Kalani Gacon
Dans l'horreur insulaire et diasporique du Pacifique, Kalani Gacon semble aborder le genre depuis une relation sensible au lieu: mer, famille, mémoire, distance, retour. Deux crédits au catalogue CaSTV indiquent un cinéaste pour qui le territoire n'est pas une toile de fond mais une force dramatique. Le danger ne vient pas seulement d'une présence hostile. Il vient du fait qu'un espace porte des histoires que les personnages n'ont pas toujours appris à écouter.
Cette orientation rejoint une veine du folk horror qui dépasse largement ses modèles britanniques. Le folk horror n'est pas une collection de costumes ruraux. C'est un cinéma de communautés, de règles non écrites, de dettes envers un paysage. Gacon semble appartenir à cette famille élargie: celle où le surnaturel n'est pas un effet ajouté, mais l'expression d'une relation rompue entre les vivants, les morts et le lieu.
Le contexte d'Hawaï ou du Pacifique, selon les trajectoires de ses films, donne à cette relation une charge politique et spirituelle particulière. Les îles au cinéma ont trop souvent été filmées comme cartes postales ou décors d'aventure. L'horreur permet de renverser cette image. Elle rappelle qu'un paradis vendu aux regards extérieurs peut être traversé par des violences historiques, des interdits, des présences que la surface touristique ne sait pas reconnaître.

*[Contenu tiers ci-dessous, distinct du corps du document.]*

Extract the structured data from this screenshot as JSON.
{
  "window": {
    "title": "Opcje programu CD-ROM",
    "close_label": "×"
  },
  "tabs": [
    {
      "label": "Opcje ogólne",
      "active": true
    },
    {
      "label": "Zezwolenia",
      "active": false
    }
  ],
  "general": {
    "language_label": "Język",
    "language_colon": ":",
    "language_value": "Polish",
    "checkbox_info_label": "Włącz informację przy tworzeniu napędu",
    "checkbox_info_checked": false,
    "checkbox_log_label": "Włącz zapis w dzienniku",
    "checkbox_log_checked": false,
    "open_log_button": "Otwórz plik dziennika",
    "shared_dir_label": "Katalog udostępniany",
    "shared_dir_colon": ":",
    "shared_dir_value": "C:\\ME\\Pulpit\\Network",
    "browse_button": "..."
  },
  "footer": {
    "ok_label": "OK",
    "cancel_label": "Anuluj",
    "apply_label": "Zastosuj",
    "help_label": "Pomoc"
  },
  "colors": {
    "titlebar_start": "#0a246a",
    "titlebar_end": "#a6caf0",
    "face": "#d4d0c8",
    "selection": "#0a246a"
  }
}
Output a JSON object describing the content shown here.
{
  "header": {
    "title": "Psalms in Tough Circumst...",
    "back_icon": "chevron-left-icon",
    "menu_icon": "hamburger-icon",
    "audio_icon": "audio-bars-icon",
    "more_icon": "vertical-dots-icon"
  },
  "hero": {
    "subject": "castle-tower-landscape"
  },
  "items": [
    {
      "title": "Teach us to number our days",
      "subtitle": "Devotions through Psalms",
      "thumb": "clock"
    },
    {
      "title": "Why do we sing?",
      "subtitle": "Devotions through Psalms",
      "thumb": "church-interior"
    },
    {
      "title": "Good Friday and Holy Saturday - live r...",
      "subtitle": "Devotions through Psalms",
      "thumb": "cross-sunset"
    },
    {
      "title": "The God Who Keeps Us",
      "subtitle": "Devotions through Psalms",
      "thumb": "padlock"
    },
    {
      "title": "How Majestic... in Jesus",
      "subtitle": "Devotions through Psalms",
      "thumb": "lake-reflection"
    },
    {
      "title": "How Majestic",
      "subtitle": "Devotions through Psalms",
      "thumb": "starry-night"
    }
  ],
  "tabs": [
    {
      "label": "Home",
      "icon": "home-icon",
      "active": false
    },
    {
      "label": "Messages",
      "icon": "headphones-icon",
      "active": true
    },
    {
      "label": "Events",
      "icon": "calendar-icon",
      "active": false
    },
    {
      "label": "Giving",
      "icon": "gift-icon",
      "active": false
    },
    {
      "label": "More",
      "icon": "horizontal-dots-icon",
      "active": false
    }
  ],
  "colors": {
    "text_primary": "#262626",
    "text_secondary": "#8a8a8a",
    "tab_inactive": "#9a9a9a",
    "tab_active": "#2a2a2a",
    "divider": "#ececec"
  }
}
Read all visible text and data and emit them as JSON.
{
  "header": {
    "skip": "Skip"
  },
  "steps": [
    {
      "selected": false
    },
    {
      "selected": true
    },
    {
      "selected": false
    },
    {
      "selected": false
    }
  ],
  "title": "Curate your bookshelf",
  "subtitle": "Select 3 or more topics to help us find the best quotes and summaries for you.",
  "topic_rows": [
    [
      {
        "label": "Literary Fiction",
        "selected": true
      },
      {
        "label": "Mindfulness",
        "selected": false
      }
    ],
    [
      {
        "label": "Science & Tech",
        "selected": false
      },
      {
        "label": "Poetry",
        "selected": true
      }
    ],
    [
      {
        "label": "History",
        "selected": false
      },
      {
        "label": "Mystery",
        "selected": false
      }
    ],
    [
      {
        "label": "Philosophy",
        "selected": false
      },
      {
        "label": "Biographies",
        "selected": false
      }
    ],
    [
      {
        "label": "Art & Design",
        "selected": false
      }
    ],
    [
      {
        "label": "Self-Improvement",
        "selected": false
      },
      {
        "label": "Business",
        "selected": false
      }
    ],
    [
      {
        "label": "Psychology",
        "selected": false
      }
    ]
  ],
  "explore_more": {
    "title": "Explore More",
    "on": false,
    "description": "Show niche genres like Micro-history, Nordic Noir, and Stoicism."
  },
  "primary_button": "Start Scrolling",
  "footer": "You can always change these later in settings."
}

Dans le cinéma d'horreur, cette correction du regard est essentielle. Le spectateur entre souvent avec des attentes de paysage. Le film peut alors les retourner. Une plage, une forêt, une route côtière, une maison familiale ne sont plus des lieux de repos. Ils deviennent des espaces de mémoire active. Le beau n'apaise pas. Il surveille. Il conserve. Il sait ce qui a eu lieu.
Gacon semble travailler à partir de cette tension entre beauté et menace. Une image lumineuse peut contenir une inquiétude plus forte qu'une nuit artificielle si le film fait sentir que le lieu a sa propre volonté. Ce n'est pas une personnification décorative. C'est une manière de refuser que le paysage soit consommé sans conséquence. Le genre devient alors une forme de respect forcé: les personnages apprennent que traverser un territoire n'est pas l'habiter.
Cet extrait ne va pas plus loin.